I cannot emphasize enough how important it is to select an appropriate mediator. Not only one who is an experienced neutral but one who has actual experience in handling and trying construction cases. The mediator should not only understand the law involved, but also be able to differentiate between the nuances of subcontractors and statutory employers. You should hire a mediator who can interpret a construction or labor contract as well as a workers’ compensation agreement. 

 
A good mediator is also a good psychologist who knows how to handle plaintiffs lawyers and their clients as well as defense lawyers and claims representatives. He or she is aware of when to play hard ball and when to use a soft sell, how to get angry litigants speaking civilly to each other and how and when to get the parties into negotiations. It is most difficult to get angry people to negotiate. It is also important to have the mediator ingratiate himself to all parties and their attorneys. A skilled mediator is able to convince everyone of his knowledge and expertise without offending. The first thing a mediator must do is to get everyone speaking civilly to each other. Money discussions should wait until the appropriate time. Construction cases can involve personal injury, construction and insurance contracts, labor contracts, blueprints, design and labor management relationships; and you want someone who is familiar with all facets.

How does a mediator arrive at the negotiating point, where the parties and their attorneys have confidence in him? Of course there are many tricks to the trade and you can be certain that some mediators are more skilled than others. One of the problems of negotiating construction cases is that you usually have multiple defense counsel who do not want to show their hand too soon and are adopting a small pay or no pay stance. In many cases, one defense counsel will not discuss money with the other defense counsel(s), except for counsel who might present exposure to their client. 


What I try to do is to engage groups of defendants, small and large, into separate meetings. I try to get groups of different personalities involved in discussions. It is most necessary in construction to have claims representatives with authority in attendance, so that I, as a mediator can look them in the eye and try to convince them of my settlement proposals. A tactic that works successfully is to get all defendants to agree on a global settlement with the plaintiff, as well as a method of funding such a settlement and an agreement to select an arbitrator to hold a binding hearing thereafter to set the proportionate contributions. It is always easier for insurance carriers to negotiate percentages of a known lump sum than with an unknown figure. The known is always easier to deal with than the unknown. It is also easier to come up with the global figure when the participants don’t know how much of it they will have to pay. You also want to have a mediator who has personally negotiated construction cases with insurance representatives.

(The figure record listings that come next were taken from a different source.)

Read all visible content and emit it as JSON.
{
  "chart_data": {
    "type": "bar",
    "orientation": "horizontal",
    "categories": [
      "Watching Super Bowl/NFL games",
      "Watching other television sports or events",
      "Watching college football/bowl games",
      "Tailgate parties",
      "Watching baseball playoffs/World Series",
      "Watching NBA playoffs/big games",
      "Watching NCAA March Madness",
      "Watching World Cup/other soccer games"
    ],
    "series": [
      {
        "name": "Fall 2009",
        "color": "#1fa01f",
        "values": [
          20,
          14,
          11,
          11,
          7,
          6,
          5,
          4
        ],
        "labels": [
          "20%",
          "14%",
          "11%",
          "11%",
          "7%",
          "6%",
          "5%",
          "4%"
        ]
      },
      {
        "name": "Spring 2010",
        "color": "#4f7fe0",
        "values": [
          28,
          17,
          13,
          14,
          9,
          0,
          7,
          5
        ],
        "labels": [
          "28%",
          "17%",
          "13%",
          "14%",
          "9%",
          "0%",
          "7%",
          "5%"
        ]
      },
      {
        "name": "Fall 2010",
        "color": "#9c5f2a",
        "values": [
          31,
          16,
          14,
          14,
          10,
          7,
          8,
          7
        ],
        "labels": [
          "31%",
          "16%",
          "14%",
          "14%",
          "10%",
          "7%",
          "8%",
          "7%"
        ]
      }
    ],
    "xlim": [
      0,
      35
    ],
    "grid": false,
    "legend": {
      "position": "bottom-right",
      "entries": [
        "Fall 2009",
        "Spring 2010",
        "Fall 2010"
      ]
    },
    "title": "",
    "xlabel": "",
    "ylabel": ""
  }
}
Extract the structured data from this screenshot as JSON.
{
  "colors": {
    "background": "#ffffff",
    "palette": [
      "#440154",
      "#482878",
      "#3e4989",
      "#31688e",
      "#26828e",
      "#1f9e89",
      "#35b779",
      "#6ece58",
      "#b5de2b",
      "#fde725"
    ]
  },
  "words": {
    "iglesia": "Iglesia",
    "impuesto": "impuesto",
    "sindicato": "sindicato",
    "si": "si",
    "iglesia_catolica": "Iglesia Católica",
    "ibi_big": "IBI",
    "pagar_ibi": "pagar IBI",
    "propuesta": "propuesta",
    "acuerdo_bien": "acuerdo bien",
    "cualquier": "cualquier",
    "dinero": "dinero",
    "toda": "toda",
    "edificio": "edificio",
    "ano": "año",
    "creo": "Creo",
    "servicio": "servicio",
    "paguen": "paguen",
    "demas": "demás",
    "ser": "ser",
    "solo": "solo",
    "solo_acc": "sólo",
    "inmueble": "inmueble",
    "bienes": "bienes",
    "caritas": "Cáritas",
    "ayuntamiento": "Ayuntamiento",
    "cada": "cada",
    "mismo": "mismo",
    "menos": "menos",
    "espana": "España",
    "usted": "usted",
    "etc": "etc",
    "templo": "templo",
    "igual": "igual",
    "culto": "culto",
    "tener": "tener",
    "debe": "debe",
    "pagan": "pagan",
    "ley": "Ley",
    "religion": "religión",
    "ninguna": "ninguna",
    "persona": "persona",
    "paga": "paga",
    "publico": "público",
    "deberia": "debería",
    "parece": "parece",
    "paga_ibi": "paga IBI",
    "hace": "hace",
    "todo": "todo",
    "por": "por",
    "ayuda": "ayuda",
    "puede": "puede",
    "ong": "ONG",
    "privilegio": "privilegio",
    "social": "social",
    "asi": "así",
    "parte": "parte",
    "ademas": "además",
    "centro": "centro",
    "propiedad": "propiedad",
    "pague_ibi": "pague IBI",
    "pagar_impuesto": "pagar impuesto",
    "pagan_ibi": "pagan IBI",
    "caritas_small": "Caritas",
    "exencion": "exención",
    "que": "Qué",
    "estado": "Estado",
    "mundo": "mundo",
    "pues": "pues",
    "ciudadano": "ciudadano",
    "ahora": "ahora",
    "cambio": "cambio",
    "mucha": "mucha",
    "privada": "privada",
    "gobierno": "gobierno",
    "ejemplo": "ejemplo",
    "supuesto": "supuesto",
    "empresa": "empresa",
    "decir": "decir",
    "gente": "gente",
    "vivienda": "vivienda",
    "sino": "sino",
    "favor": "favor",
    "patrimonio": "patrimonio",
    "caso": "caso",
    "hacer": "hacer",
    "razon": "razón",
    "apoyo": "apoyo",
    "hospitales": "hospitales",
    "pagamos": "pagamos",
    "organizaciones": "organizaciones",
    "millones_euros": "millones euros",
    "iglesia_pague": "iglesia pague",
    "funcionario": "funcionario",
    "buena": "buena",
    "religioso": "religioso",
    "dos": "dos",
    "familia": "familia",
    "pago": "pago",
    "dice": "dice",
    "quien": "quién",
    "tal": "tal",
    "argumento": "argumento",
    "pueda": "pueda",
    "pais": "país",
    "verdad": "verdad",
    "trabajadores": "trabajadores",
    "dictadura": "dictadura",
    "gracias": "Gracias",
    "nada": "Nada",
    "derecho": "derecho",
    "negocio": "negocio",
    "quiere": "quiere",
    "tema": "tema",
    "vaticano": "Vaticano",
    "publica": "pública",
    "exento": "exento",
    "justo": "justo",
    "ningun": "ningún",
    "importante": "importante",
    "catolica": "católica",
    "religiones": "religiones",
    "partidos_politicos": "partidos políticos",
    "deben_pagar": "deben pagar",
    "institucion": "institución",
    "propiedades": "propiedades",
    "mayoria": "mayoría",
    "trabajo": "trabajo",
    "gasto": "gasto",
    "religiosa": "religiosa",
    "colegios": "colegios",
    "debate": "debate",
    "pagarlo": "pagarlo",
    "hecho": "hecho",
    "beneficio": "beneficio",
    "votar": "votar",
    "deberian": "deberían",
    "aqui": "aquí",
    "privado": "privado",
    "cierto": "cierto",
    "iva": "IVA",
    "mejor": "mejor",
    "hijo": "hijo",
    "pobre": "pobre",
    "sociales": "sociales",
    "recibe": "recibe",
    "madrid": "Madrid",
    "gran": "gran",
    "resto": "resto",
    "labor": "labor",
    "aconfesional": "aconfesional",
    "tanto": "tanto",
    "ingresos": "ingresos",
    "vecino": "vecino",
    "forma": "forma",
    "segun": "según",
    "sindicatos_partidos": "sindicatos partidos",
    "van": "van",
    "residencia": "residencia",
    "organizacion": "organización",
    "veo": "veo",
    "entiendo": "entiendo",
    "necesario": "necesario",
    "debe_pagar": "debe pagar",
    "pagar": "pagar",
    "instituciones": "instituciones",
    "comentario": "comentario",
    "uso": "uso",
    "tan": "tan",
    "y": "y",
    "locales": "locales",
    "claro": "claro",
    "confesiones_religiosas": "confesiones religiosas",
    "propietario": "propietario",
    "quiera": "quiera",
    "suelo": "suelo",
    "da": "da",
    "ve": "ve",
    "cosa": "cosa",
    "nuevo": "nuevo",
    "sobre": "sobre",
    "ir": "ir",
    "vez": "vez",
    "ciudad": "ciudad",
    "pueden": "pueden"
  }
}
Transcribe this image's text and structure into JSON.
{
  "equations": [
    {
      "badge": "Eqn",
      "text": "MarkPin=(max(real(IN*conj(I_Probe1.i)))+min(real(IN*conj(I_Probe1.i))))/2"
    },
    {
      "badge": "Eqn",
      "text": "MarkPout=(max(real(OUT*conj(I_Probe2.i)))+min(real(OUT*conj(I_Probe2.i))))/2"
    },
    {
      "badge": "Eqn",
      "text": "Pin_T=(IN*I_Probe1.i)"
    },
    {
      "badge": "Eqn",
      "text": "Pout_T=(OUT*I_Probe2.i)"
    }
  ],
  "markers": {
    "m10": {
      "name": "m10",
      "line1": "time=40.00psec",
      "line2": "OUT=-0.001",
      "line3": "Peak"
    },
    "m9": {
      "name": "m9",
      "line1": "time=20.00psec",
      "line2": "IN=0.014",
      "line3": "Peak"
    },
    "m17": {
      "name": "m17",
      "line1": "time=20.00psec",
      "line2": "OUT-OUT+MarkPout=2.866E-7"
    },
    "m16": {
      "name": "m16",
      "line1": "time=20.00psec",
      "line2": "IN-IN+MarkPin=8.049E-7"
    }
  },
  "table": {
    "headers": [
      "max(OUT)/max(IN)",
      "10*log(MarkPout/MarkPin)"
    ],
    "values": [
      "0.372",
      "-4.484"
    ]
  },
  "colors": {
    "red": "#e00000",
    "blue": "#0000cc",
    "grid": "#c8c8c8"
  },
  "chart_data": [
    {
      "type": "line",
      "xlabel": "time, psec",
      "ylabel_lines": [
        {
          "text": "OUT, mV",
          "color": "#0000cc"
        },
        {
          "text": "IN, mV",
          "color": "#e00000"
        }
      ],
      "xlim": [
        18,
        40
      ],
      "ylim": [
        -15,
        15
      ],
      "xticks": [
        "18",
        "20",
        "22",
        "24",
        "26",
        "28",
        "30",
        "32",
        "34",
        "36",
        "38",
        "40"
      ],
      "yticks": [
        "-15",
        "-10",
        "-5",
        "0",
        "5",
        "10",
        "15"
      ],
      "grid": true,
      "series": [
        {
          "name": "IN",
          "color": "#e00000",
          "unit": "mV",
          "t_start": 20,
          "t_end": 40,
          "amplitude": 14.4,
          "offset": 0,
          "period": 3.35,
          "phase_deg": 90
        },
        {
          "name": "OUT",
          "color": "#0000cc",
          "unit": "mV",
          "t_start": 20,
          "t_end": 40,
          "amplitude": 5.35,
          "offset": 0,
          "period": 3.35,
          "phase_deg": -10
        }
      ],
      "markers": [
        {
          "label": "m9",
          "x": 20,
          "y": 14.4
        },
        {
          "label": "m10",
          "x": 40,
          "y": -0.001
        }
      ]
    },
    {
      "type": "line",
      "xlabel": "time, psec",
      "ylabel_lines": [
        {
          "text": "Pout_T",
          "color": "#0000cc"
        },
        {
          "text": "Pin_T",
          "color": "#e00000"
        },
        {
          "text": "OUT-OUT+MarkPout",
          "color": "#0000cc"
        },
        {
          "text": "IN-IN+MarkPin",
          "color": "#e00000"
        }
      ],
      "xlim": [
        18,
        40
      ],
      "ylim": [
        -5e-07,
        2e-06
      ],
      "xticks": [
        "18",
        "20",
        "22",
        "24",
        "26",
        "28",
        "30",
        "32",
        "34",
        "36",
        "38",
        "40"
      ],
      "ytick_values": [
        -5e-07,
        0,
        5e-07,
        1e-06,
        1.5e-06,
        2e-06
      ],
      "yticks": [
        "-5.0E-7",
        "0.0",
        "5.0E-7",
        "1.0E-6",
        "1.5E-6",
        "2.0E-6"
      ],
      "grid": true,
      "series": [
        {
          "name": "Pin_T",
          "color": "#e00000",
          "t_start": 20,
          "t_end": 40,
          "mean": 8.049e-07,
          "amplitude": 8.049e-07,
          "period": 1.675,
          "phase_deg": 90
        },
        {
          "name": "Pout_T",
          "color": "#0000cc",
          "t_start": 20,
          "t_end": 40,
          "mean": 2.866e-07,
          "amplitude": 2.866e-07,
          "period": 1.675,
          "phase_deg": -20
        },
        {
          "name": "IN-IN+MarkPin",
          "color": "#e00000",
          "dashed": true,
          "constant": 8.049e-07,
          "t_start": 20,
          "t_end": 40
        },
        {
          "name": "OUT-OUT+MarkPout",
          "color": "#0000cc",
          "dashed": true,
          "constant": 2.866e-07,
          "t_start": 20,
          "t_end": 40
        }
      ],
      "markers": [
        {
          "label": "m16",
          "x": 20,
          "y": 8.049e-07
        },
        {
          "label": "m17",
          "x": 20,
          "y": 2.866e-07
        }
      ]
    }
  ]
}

As a mediator, I always want to speak personally to the plaintiffs as well as claims representatives. I always want to talk to defense lawyers without their claims representatives so they don’t have to put on a show of bravado. There is much more to mediation than “cutting the baby.” It takes a skillful mediator to navigate the waters of construction litigation, medical malpractice, patent litigation and insurance coverage, and you want to make sure you have the right person.

I find that parties, their attorneys and representatives are much more comfortable and relaxed sitting in a comfortable chair with snacks and drinks than in a stark courtroom in the shadow of a stern judge (no offense intended).

Relaxed people are better suited to negotiation.